O Funcionamento do Karma

Submitted by Estante Virtual on Sat, 12/17/2011 - 21:43

Depois de ter a Alma esgotado a vida devachânica e acabado de assimilar o mais possível das matérias recolhidas durante a sua última existência, começa por ser atraída novamente para a terra, pêlos laços do desejo que a ligavam à vida material. A última etapa do seu último período de vida vai começar, fechando-lhe o Portal do nascimento; pela última vez vai revestir-se de um novo invólucro, de um novo corpo para mais uma experiência de vida terrestre.

A Alma transpõe o limiar do Devachân para o plano da Reencarnação levando consigo os resultados, grandes ou pequenos, do seu trabalho devachânico. Se se trata de uma Alma nova, pouco terá ganho, visto que, no início da evolução das Almas, os progressos são mais lentos do que a generalidade dos estudantes julga, e, durante a infância, os seus dias de existência sucedem-se com monotonia, conseqüência do pouco que cada uma das suas vidas terrestres semeou e do fato de cada Devachân poucos frutos ter amadurecido. Mas, com o desenvolvimento gradual das suas faculdades, aumenta a velocidade do seu crescimento; tanto mais que a Alma que entra no Devachân com grande abundância de materiais possui, ao sair, um grande acréscimo de faculdades, como no-lo mostraram as leis gerais que já enunciamos.

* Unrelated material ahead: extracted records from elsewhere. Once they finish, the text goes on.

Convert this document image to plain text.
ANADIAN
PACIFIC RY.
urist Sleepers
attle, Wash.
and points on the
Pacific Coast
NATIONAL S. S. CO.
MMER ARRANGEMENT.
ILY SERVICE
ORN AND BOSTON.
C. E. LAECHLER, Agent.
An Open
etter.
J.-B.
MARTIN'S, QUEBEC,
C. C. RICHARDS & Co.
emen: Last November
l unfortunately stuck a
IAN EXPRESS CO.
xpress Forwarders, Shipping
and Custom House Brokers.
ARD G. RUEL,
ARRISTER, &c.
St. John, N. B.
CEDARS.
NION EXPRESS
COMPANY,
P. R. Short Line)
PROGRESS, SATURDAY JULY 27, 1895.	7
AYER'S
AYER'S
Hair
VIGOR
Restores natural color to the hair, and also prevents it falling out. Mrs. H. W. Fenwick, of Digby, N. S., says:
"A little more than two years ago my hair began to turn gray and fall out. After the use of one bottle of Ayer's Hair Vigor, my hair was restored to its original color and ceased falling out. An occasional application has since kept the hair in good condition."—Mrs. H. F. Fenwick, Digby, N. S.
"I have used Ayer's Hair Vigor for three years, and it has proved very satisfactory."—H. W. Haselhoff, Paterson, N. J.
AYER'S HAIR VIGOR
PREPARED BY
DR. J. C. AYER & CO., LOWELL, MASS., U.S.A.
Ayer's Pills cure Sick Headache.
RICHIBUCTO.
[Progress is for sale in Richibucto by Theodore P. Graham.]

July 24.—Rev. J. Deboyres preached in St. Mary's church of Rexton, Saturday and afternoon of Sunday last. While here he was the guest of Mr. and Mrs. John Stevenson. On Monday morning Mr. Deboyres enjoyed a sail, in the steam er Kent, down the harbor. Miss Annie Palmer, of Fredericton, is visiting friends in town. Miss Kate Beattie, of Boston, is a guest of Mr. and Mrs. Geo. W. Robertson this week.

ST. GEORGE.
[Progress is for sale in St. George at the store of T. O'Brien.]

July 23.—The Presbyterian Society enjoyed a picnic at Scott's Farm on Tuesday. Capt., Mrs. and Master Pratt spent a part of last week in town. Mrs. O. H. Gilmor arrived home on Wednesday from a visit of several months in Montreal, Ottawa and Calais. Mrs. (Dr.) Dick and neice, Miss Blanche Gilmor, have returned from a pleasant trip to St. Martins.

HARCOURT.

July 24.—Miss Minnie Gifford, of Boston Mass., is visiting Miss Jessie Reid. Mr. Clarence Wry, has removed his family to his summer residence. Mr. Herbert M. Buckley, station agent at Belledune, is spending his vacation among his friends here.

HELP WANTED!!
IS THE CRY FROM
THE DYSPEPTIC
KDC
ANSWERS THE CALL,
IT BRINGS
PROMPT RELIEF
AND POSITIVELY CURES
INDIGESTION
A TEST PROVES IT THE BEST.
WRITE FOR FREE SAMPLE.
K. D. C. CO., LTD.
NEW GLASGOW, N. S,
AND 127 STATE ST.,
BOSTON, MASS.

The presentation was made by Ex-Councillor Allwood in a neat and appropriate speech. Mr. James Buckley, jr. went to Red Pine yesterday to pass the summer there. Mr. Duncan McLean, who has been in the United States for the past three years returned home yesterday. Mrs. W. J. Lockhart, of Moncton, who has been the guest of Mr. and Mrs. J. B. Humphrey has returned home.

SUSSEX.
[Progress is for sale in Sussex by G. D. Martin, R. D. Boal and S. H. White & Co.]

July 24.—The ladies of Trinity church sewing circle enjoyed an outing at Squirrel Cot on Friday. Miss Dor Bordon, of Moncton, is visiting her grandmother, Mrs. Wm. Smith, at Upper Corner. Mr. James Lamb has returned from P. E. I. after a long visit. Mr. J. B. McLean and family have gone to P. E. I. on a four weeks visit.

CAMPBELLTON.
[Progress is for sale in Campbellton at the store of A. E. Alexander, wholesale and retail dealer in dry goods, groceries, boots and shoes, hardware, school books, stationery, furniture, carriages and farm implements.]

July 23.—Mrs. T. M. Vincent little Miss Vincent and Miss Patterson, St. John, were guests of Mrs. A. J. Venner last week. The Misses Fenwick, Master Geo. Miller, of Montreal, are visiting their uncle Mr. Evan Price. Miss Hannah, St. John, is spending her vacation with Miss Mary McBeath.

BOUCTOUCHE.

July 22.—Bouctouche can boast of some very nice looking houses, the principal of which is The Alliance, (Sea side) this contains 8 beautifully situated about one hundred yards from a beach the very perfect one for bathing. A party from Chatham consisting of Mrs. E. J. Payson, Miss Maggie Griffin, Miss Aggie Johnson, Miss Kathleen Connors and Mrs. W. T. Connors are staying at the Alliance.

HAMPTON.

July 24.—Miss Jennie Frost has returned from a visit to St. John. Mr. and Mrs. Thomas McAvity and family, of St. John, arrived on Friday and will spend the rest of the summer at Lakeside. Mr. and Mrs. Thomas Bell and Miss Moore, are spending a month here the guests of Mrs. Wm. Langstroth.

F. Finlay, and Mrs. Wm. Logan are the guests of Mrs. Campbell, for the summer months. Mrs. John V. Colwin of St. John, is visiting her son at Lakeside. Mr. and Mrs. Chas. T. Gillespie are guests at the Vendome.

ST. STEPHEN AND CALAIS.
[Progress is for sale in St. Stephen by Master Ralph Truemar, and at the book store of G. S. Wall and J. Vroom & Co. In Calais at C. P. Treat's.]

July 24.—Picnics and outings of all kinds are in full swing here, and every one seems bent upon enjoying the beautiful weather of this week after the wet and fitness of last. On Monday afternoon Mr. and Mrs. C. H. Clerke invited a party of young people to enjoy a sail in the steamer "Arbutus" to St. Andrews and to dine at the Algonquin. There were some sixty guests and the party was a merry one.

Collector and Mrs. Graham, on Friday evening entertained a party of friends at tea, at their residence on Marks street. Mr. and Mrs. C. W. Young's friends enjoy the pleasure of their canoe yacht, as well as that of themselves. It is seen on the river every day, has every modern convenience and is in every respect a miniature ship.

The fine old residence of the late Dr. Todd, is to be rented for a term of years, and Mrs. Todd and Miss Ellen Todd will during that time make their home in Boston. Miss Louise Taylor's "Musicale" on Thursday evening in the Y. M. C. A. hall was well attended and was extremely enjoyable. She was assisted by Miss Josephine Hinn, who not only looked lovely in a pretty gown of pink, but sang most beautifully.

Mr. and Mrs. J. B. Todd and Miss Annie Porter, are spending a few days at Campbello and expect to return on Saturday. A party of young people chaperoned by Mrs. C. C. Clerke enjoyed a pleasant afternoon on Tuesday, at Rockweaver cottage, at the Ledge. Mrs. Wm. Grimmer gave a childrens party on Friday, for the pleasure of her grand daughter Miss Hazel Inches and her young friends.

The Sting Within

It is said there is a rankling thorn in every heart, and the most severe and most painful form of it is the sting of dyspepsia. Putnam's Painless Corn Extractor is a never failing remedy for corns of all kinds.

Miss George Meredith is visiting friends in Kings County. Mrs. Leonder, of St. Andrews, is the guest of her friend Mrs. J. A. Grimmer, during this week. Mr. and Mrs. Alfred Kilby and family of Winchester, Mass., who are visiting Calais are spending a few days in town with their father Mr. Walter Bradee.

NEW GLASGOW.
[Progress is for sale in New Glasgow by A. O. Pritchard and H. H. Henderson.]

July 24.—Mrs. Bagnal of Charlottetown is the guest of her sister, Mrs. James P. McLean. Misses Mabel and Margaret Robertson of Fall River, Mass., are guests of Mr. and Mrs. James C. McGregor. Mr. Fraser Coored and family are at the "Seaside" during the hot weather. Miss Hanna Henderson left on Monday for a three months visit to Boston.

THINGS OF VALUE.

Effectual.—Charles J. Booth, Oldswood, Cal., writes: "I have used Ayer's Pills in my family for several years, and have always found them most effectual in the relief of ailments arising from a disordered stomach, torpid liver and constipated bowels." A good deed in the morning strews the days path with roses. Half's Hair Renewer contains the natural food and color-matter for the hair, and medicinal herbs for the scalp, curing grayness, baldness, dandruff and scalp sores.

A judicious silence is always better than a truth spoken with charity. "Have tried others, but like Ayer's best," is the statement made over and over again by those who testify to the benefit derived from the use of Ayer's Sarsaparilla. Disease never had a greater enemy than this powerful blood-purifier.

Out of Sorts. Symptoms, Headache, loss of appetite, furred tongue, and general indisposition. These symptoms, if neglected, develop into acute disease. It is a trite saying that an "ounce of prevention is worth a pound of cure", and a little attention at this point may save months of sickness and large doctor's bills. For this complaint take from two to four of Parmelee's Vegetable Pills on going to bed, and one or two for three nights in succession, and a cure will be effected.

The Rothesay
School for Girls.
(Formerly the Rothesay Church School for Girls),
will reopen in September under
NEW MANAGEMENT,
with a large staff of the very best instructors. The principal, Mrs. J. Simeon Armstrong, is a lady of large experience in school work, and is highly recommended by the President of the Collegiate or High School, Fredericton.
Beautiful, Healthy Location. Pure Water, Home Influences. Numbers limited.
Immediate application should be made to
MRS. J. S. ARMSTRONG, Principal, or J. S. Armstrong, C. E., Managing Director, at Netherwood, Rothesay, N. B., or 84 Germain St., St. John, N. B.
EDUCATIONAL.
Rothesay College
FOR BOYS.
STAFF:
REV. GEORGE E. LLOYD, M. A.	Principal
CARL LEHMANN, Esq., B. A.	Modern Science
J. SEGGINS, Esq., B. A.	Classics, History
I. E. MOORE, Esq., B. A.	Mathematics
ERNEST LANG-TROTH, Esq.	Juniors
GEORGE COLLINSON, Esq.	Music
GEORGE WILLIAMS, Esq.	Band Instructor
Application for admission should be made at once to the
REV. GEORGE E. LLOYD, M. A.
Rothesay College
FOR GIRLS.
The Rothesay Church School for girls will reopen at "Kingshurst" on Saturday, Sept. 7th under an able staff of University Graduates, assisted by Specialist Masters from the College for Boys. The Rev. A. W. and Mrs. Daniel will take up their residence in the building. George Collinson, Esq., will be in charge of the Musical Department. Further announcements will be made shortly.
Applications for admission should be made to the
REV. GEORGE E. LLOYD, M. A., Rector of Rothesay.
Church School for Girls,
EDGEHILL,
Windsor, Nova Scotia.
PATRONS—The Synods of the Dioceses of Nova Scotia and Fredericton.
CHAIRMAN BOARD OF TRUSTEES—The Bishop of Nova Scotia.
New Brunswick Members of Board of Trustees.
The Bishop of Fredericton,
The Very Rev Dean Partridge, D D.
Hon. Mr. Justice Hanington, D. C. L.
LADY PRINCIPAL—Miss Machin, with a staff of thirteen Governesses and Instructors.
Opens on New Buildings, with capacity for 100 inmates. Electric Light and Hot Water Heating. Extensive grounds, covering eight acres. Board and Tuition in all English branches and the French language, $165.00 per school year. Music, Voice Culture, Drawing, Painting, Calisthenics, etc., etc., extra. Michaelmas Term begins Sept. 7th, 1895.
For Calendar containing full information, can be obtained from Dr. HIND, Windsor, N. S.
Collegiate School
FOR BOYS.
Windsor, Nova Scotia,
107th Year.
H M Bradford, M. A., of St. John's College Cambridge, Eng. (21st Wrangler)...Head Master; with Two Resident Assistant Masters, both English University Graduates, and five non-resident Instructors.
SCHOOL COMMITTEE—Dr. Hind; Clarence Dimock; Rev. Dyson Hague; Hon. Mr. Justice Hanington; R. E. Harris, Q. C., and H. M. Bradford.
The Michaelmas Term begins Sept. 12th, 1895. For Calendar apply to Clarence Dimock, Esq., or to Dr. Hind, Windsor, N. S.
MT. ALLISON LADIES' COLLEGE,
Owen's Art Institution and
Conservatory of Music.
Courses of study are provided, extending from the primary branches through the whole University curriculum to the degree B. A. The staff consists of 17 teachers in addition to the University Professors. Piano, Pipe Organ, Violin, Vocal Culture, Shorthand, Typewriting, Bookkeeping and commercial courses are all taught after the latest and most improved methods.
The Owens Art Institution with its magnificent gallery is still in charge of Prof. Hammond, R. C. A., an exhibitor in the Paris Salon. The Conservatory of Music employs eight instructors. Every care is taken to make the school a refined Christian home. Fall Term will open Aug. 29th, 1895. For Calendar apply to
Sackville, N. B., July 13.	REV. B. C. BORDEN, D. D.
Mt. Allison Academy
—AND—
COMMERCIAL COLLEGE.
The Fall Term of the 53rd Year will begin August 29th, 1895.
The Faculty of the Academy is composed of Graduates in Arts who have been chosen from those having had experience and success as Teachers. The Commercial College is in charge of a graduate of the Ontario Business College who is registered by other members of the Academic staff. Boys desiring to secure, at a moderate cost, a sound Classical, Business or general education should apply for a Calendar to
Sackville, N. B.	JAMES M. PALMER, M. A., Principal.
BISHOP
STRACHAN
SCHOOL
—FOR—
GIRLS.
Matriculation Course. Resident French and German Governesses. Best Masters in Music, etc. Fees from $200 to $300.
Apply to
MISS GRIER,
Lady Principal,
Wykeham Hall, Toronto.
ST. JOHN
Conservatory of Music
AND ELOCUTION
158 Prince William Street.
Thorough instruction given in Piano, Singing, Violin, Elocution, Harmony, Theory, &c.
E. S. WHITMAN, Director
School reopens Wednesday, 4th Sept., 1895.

A Alma deixa o Devachân, revestida apenas com o invólucro que subsiste e se aperfeiçoa durante um Manvantara(1), cercada pela aura que lhe pertence, como individualidade; esta aura é mais ou menos resplandecente, e multicolor, mais ou menos luminosa, nítida ou extensa segundo o grau de aperfeiçoamento que a Alma atingiu na evolução. Foi forjada no fogo divino, e é como rei Soma(2) que ela faz a sua aparição.

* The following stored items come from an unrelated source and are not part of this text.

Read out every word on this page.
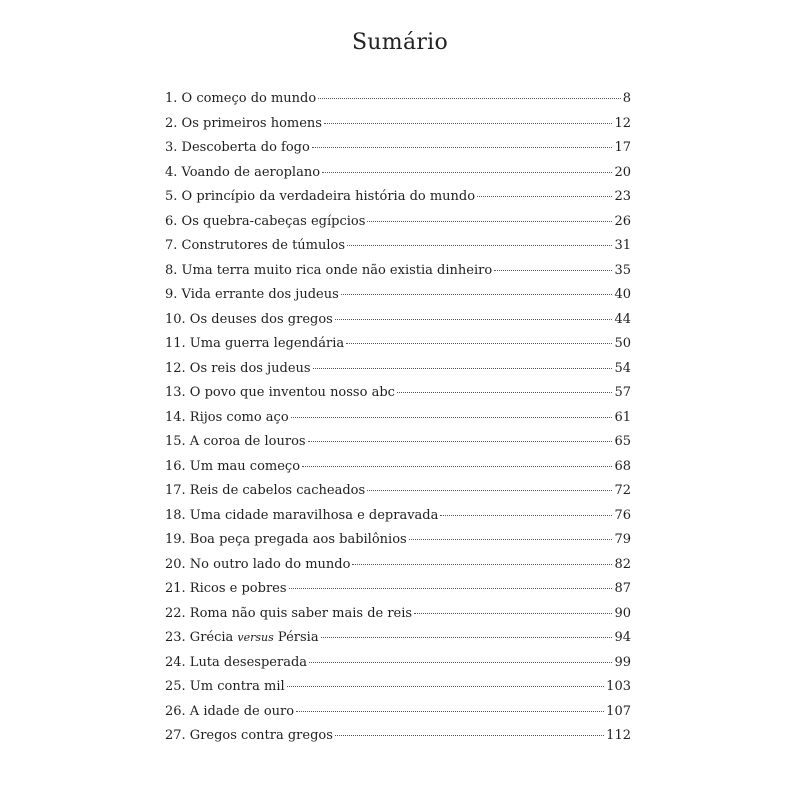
Sumário
1. O começo do mundo	8
2. Os primeiros homens	12
3. Descoberta do fogo	17
4. Voando de aeroplano	20
5. O princípio da verdadeira história do mundo	23
6. Os quebra-cabeças egípcios	26
7. Construtores de túmulos	31
8. Uma terra muito rica onde não existia dinheiro	35
9. Vida errante dos judeus	40
10. Os deuses dos gregos	44
11. Uma guerra legendária	50
12. Os reis dos judeus	54
13. O povo que inventou nosso abc	57
14. Rijos como aço	61
15. A coroa de louros	65
16. Um mau começo	68
17. Reis de cabelos cacheados	72
18. Uma cidade maravilhosa e depravada	76
19. Boa peça pregada aos babilônios	79
20. No outro lado do mundo	82
21. Ricos e pobres	87
22. Roma não quis saber mais de reis	90
23. Grécia versus Pérsia	94
24. Luta desesperada	99
25. Um contra mil	103
26. A idade de ouro	107
27. Gregos contra gregos	112
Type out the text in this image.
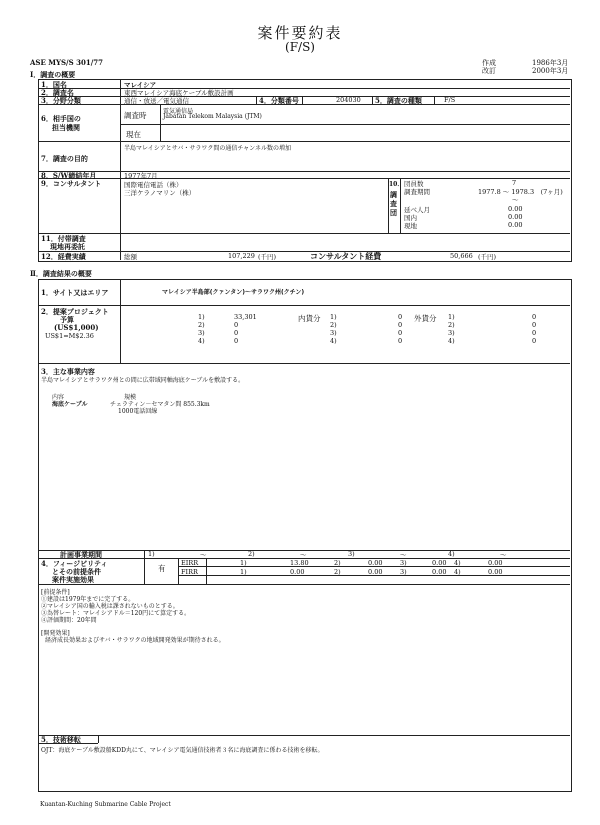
案件要約表
(F/S)
ASE MYS/S 301/77	作成	1986年3月
改訂	2000年3月
Ⅰ．調査の概要
1．国名	マレイシア
2．調査名	東西マレイシア海底ケーブル敷設計画
3．分野分類	通信・放送／電気通信	4．分類番号	204030 5．調査の種類	F/S
6．相手国の
担当機関
調査時	電気通信局
Jabatan Telekom Malaysia (JTM)
現在
7．調査の目的
半島マレイシアとサバ・サラワク間の通信チャンネル数の増加
8．S/W締結年月	1977年7月
9．コンサルタント	国際電信電話（株）
三洋ケラノマリン（株）
10．
調査団
団員数	7
調査期間	1977.8 ～ 1978.3　(7ヶ月)
～
延べ人月	0.00
国内	0.00
現地	0.00
11．付帯調査
現地再委託
12．経費実績	総額	107,229 (千円)	コンサルタント経費	50,666 (千円)
Ⅱ．調査結果の概要
1．サイト又はエリア	マレイシア半島部(クァンタン)～サラワク州(クチン)
2．提案プロジェクト
予算
(US$1,000)
US$1=M$2.36
内貨分	外貨分
1)	33,301	1)	0	1)	0
2)	0	2)	0	2)	0
3)	0	3)	0	3)	0
4)	0	4)	0	4)	0
3．主な事業内容
半島マレイシアとサラワク州との間に広帯域同軸海底ケーブルを敷設する。
内容	規模
海底ケーブル	チェラティン－セマタン間 855.3km
1000電話回線
計画事業期間	1)	～	2)	～	3)	～	4)	～
4．フィージビリティ
とその前提条件
案件実施効果
有
EIRR
FIRR
1)	13.80	2)	0.00	3)	0.00 4)	0.00
1)	0.00	2)	0.00	3)	0.00 4)	0.00
[前提条件]
①建設は1979年までに完了する。
②マレイシア国の輸入税は課されないものとする。
③為替レート：マレイシアドル＝120円にて算定する。
④評価期間：20年間
[開発効果]
経済成長効果およびサバ・サラワクの地域開発効果が期待される。
5．技術移転
OJT：海底ケーブル敷設船KDD丸にて、マレイシア電気通信技術者３名に海底調査に係わる技術を移転。
Kuantan-Kuching Submarine Cable Project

Na passagem pelo plano astral, durante o seu regresso à terra, a Alma reveste-se de novo de um corpo de desejos: — é o primeiro resultado da elaboração do seu Karma passado. As imagens mentais formadas outrora com "materiais imanados do desejo, latentes na consciência — privações da matéria, segundo H. P. Blavatsky, isto é, coisas suscetíveis de existência, mas fora de qualquer manifestação material" — são, então, projetadas para fora pela Alma, transvazam imediatamente da matéria do plano astral os elementos kâmicos, de natureza análoga à sua, convertem-se em apetites, paixões e emoções inferiores do corpo de desejos do Ego nas suas novas encarnações. Feito este trabalho — trabalho, ora rápido, ora demorado — o Ego apresenta-se no vestuário kármico que preparou para si mesmo, pronto para "vestir" o duplo etérico, ou Linga Sharira, que os Altos Senhores do Karma talharam segundo os elementos fornecidos pelo próprio Ego, e pelo qual será moldada a forma do seu corpo físico — que será a casa onde terá de habitar durante a sua nova vida terrestre. Assim aparecem construídos imediatamente, por assim dizer, espontaneamente, o Ego individual e o Ego pessoal; as suas qualidades e "dons naturais" são os resultados diretos dos seus pensamentos. O homem é, afinal, verdadeiramente criado por ele mesmo; é, no sentido preciso do termo, absolutamente responsável pelo que é.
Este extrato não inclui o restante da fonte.